Mme Valérie Létard , rapporteure . - Raison de plus !

M. Jean-Pierre Floris . - D'autres peuvent également se porter acquéreurs. Ce que nous avons demandé est d'être tenus informé, afin de pouvoir rentrer en contact avec les candidats. Nous ne pourrons rien faire de plus sur Ascoval : leur plan d'investissement est bon, il va falloir le mettre en oeuvre très rapidement. Ils se sont engagés à réaliser les transformations permettant de fournir de l'acier pour fil d'ici septembre prochain, même si cela n'est pas optimal en termes de prix. Cela permettra de vendre des produits à plus forte valeur ajoutée que les produits standards. Ensuite, le repreneur devra faire des propositions sur l'aval. L'aide que nous pouvons apporter est d'être en contact avec tous les candidats possibles, à la fois pour protéger le site d'Hayange avec plus de 400 emplois ...

Mme Valérie Létard , rapporteure . - Et garantir la solidité des repreneurs !

M. Jean-Pierre Floris . - ... et vérifier qu'il subsiste des débouchés pour Ascoval, c'est là le fond du sujet. L'État et la Région auraient pu se « débrancher » le processus de redressement à l'annonce de la faillite de British Steel. Mais nous avons pris la décision commune de poursuivre, car il nous semble que ce dossier peut réussir malgré l'incertitude dont nous sommes tous conscients. Je comprends l'inquiétude des salariés, mais il n'y avait personne d'autre. Nous avons cherché partout. Les repreneurs intéressés sont venus car il y avait une aide publique massive en jeu. Tous ne sont pas des enfants de choeur.

Toutefois, je répète qu'il y a eu un mensonge, que je ne qualifierai peut-être pas de « mensonge d'État », mais pour le moins le mensonge d'un investisseur acculé. Je vous certifie n'avoir jamais déclenché un contrôle fiscal, d'ailleurs je n'en n'ai pas les moyens les moyens.

Mme Valérie Létard , rapporteure . - Pour terminer, ce qui nous a marqué est qu'il semble difficile de savoir comment avancer sur les questions énergétiques, en partie parce que chaque administration possède une partie de la réponse. Comment élaborer une stratégie globale, faire en sorte que tous les acteurs, y compris la filière, puissent se parler ?

M. Jean-Pierre Floris . - Je suis entièrement d'accord avec vous, il y a beaucoup d'interlocuteurs.

M. Louis Margueritte. - Il faut que les entreprises nous saisissent plus tôt. Il ne faudra pas attendre 2021 pour intervenir.

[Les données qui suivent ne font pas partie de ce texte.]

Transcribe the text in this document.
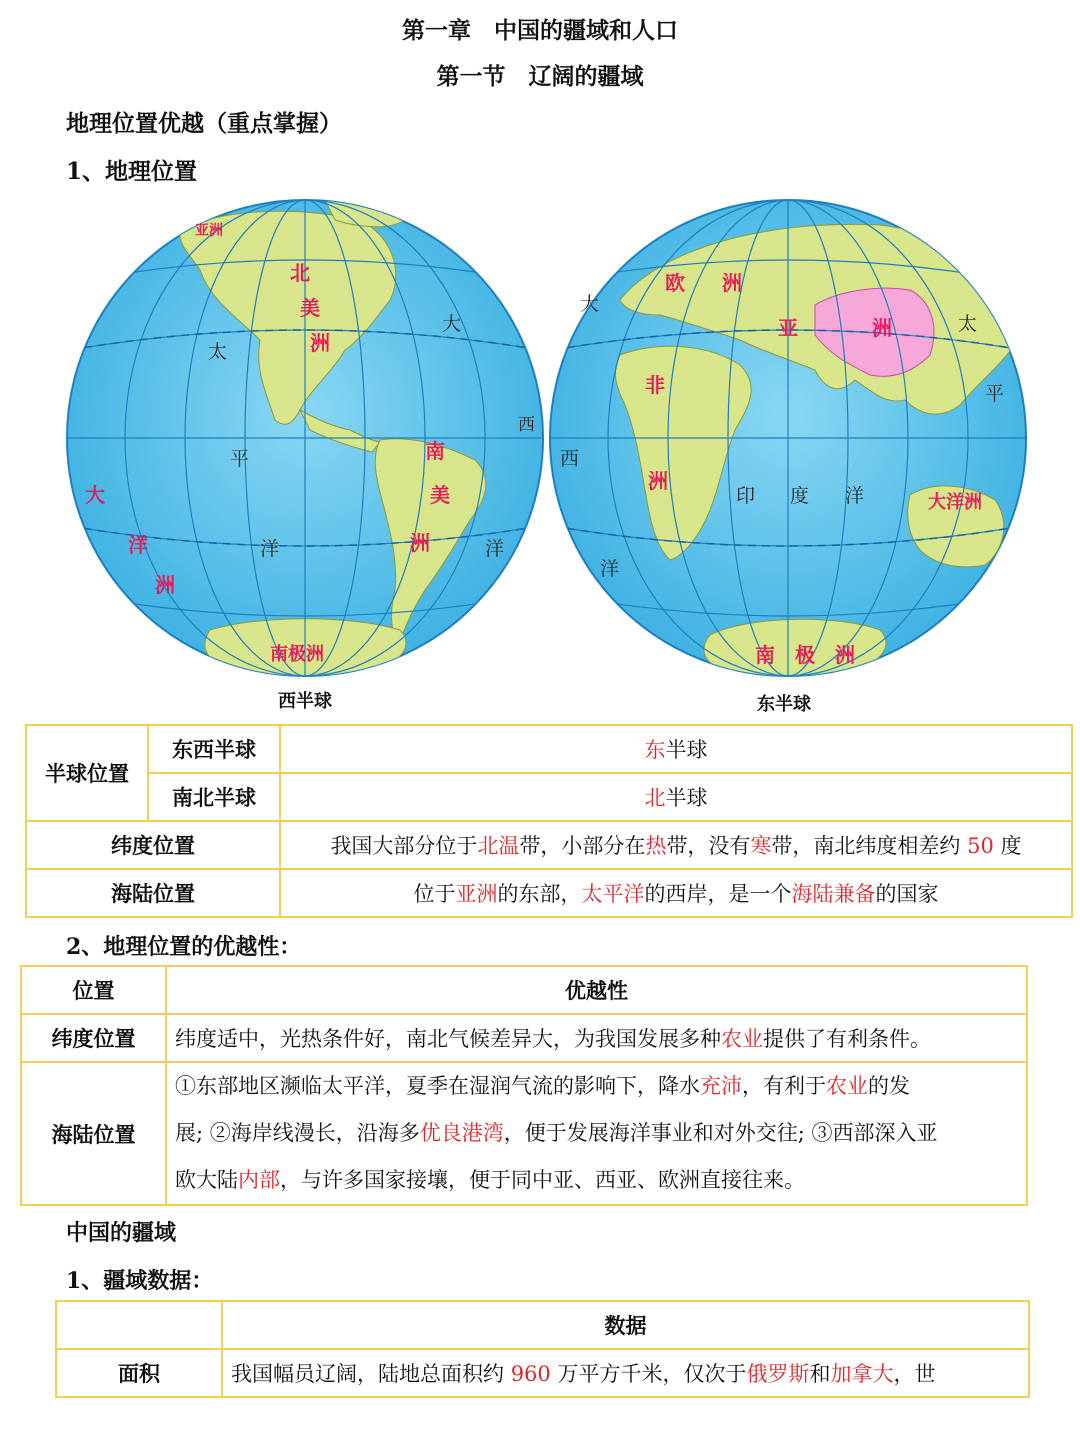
第一章　中国的疆域和人口
第一节　辽阔的疆域
地理位置优越（重点掌握）
1、地理位置
亚洲
北
美
洲
南
美
洲
大
洋
洲
南极洲
太
平
洋
大
西
洋
欧 洲
亚	洲
非
洲
大洋洲
南 极 洲
印 度 洋
太
平
大
西
洋
西半球	东半球
半球位置	东西半球	东半球
	南北半球	北半球
纬度位置		我国大部分位于北温带，小部分在热带，没有寒带，南北纬度相差约 50 度
海陆位置		位于亚洲的东部，太平洋的西岸，是一个海陆兼备的国家
2、地理位置的优越性：
位置	优越性
纬度位置	纬度适中，光热条件好，南北气候差异大，为我国发展多种农业提供了有利条件。
海陆位置	①东部地区濒临太平洋，夏季在湿润气流的影响下，降水充沛，有利于农业的发
展; ②海岸线漫长，沿海多优良港湾，便于发展海洋事业和对外交往; ③西部深入亚
欧大陆内部，与许多国家接壤，便于同中亚、西亚、欧洲直接往来。
中国的疆域
1、疆域数据：
	数据
面积	我国幅员辽阔，陆地总面积约 960 万平方千米，仅次于俄罗斯和加拿大，世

Les dossiers qui nous arrivent sont souvent dans un état très dégradé : les entreprises n'ont plus d'actifs à monétiser, plus d'actif au bilan, tout a été donné aux banques. Les entrepreneurs sont allés devant les tribunaux de commerce, ont vu un procureur, viennent me voir à Bercy, sont déjà tombés de haut. Nous sommes un service d'aide à l'industrie, qui plus est gratuit. Notre message est : venez nous voir, le plus tôt possible et ne serait-ce que pour un entretien informel.

M. Franck Menonville , président . - Merci pour votre clarté et la richesse de ces échanges.

M. Jean-Pierre Floris. - Je tiens à dire que j'apprécie beaucoup le travail de fond qui est fait par le Sénat.